Sopko expressed grave concerns about the possible diversion of funds intended for Afghanistan, emphasizing the growing threat from terrorist groups, the deteriorating human rights situation, and the increasing influence of the Taliban. The Inspector General urged vigilance to prevent parts of Washington’s aid from inadvertently funding these organizations.

During the committee meeting, Sopko raised alarms about the Taliban’s interference in international organizations, particularly the United Nations (UN) and non-governmental organizations (NGOs). He highlighted instances where the Taliban pressured these entities to hire their affiliates, issue contracts to Taliban-affiliated companies, and collaborate exclusively with certain NGOs.

“The Taliban pressures the UN and other NGOs to hire their members, relatives, and allies to help distribute donor-funded assistance. The Taliban pressures the UN and other NGOs to issue contracts to Taliban-affiliated companies,” Sopko stated. “Such interference and diversion of US assistance are not unique to the Taliban.”

Committee members expressed serious concerns about the Taliban’s treatment of women and girls, as well as their collaboration with terrorist organizations such as al Qaeda and Tehreek-e-Taliban. Michael McCaul from the Congress Foreign Affairs Committee criticized the withdrawal process, stating, “This administration’s deadly and chaotic withdrawal was ill-conceived from the very beginning. There were no plans for enduring peace and the support of the Afghan people.”

Former Afghan forces general Sami Sadat, speaking at the meeting, claimed that Afghanistan had become a safe haven for terrorists, contributing to instability in the Middle East and potentially supporting groups like Hamas.
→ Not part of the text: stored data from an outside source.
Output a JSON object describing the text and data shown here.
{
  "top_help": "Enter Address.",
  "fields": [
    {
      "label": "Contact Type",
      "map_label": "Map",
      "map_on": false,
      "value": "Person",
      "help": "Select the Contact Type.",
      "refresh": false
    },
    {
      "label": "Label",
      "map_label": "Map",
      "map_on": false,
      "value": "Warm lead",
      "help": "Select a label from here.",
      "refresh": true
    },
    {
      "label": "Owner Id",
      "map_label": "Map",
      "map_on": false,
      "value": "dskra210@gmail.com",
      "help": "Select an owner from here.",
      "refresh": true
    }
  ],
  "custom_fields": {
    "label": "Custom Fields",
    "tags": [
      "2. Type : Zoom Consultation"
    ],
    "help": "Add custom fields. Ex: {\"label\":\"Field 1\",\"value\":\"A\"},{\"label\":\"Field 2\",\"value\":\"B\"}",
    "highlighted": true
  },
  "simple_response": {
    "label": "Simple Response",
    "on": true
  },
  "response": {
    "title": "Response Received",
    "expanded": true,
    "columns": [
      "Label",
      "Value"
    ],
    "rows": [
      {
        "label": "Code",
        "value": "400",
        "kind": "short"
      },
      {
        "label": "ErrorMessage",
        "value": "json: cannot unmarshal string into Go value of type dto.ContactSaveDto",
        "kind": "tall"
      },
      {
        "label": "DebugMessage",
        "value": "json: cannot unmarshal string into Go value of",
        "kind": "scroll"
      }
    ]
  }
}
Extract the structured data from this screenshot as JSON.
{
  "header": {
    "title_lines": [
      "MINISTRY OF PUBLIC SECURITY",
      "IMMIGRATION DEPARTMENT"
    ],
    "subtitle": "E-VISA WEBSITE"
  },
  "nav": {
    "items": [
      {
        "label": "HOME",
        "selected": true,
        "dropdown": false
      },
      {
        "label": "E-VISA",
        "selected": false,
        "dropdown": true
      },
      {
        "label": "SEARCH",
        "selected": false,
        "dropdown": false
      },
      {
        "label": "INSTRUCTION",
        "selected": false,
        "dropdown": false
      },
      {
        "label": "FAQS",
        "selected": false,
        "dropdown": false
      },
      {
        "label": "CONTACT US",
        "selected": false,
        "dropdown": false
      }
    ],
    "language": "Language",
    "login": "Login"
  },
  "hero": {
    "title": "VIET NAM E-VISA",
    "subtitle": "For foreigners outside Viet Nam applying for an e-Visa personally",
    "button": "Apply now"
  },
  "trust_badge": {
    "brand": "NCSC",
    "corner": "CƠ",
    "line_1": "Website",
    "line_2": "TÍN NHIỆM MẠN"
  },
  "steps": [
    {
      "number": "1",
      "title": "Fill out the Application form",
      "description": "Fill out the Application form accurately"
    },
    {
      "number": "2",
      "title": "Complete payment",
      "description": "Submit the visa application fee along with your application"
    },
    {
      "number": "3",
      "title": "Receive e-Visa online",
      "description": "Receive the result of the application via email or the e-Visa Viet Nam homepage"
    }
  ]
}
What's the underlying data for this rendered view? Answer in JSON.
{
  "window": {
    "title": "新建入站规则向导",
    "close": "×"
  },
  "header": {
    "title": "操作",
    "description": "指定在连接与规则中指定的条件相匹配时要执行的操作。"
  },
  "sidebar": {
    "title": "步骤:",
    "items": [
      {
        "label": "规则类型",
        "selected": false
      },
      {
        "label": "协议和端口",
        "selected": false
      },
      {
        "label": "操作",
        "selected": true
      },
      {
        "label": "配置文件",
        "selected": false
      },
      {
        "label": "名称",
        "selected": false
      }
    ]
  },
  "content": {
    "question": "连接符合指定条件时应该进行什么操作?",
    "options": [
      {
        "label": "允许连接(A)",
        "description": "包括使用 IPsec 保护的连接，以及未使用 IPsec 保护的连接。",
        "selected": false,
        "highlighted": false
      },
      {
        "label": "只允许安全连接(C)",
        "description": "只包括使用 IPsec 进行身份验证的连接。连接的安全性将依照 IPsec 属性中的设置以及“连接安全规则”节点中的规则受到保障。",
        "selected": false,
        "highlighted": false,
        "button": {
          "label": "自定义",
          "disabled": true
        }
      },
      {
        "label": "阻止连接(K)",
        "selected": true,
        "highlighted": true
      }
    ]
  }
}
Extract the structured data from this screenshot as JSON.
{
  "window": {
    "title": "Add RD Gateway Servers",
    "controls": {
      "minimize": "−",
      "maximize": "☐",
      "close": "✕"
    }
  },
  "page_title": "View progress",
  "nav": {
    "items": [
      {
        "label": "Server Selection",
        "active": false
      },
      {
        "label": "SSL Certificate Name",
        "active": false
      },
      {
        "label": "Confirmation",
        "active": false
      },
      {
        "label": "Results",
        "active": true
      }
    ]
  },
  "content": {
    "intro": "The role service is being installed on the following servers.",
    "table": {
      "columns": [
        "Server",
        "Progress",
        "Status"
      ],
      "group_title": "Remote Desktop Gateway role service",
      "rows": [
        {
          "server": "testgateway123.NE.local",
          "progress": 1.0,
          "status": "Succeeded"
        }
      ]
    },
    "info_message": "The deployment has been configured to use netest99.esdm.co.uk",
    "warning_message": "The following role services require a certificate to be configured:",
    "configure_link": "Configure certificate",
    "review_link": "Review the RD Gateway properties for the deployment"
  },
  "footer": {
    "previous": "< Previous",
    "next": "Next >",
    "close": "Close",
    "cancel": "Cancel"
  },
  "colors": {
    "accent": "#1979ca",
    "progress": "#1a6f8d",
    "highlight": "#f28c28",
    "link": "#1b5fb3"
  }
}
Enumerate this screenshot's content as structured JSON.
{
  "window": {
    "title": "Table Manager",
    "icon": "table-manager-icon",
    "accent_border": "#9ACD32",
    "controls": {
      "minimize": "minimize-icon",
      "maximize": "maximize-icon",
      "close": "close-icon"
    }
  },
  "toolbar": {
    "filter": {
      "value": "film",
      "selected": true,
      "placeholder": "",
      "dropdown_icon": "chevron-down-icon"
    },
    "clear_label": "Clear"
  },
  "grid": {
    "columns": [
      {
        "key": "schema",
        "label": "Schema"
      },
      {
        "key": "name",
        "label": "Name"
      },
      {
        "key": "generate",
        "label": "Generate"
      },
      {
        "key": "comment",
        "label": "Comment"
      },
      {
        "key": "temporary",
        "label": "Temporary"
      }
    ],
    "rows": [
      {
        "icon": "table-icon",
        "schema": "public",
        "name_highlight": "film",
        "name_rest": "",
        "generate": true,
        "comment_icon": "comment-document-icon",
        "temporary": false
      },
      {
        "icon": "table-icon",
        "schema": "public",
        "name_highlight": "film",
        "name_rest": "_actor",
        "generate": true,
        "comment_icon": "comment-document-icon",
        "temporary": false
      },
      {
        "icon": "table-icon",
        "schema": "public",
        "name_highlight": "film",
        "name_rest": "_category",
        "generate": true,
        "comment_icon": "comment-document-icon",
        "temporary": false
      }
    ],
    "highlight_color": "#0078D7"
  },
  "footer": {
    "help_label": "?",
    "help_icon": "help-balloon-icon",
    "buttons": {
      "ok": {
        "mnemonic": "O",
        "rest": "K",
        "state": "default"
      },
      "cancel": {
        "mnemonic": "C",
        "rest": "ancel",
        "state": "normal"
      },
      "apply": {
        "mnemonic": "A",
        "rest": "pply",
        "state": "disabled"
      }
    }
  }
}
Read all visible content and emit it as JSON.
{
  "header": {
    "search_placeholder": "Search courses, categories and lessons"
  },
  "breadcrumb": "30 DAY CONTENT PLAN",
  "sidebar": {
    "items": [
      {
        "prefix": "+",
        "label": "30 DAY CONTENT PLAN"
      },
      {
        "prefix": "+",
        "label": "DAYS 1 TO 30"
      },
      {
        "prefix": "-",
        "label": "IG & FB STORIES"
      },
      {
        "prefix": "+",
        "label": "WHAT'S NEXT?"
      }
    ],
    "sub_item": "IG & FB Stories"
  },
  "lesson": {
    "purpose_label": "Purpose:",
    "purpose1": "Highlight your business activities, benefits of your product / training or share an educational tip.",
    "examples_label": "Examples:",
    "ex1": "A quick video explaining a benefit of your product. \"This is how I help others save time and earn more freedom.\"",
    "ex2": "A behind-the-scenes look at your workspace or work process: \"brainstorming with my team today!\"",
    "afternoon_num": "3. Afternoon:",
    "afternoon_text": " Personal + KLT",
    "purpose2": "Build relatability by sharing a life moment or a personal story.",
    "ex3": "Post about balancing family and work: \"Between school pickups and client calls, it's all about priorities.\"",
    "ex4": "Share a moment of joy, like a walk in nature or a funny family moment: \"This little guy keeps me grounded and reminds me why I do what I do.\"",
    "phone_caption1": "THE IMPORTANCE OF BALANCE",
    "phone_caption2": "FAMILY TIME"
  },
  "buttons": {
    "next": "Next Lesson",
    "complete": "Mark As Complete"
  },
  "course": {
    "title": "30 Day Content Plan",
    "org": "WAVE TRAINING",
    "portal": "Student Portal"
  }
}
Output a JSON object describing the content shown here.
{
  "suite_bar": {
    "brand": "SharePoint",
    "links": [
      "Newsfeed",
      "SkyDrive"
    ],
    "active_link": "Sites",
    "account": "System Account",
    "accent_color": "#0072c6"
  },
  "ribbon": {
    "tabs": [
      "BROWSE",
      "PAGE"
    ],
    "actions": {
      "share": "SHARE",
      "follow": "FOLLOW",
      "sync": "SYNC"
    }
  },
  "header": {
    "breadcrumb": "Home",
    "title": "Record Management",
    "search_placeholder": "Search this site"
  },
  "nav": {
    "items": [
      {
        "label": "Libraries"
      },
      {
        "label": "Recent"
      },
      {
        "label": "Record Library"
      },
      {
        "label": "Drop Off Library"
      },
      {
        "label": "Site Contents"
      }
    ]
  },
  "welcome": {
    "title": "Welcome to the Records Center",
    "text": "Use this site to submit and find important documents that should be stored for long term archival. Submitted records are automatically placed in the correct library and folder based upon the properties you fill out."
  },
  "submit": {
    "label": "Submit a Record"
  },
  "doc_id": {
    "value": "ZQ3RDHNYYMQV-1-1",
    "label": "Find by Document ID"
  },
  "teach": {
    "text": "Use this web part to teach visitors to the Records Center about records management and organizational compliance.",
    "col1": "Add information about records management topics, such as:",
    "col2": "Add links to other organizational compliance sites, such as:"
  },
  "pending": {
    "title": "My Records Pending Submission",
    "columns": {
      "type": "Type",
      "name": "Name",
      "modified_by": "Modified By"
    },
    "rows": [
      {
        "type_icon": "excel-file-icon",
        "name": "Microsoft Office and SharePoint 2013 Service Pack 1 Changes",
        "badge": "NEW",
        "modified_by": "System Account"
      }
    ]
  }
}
“The consequences for the region and the world are great as we can see in the recent unfortunate events in the Middle East, the rise of the Taliban has given a new life to groups like Hamas. Today, 16,000 al Qaeda terrorists are traveling in our country. Their leaders move freely between Afghanistan and Iran along a safe terror corridor,” Sadat said.

Despite the Taliban’s assurances that Afghanistan poses no threat, concerns persist. Sopko emphasized the need to acknowledge missteps made over four presidential administrations and ten congresses, irrespective of party affiliations.

“As discussions on the consequences of the Taliban’s rise continued, Sopko emphasized the need to acknowledge missteps made over four presidential administrations and ten congresses in both Republican and Democratic leadership.”

The concerns raised during the committee meeting underscore ongoing challenges in the region, with recent statements from Islamabad alleging the use of Afghan soil, under Taliban administration, against Pakistan in specific instances.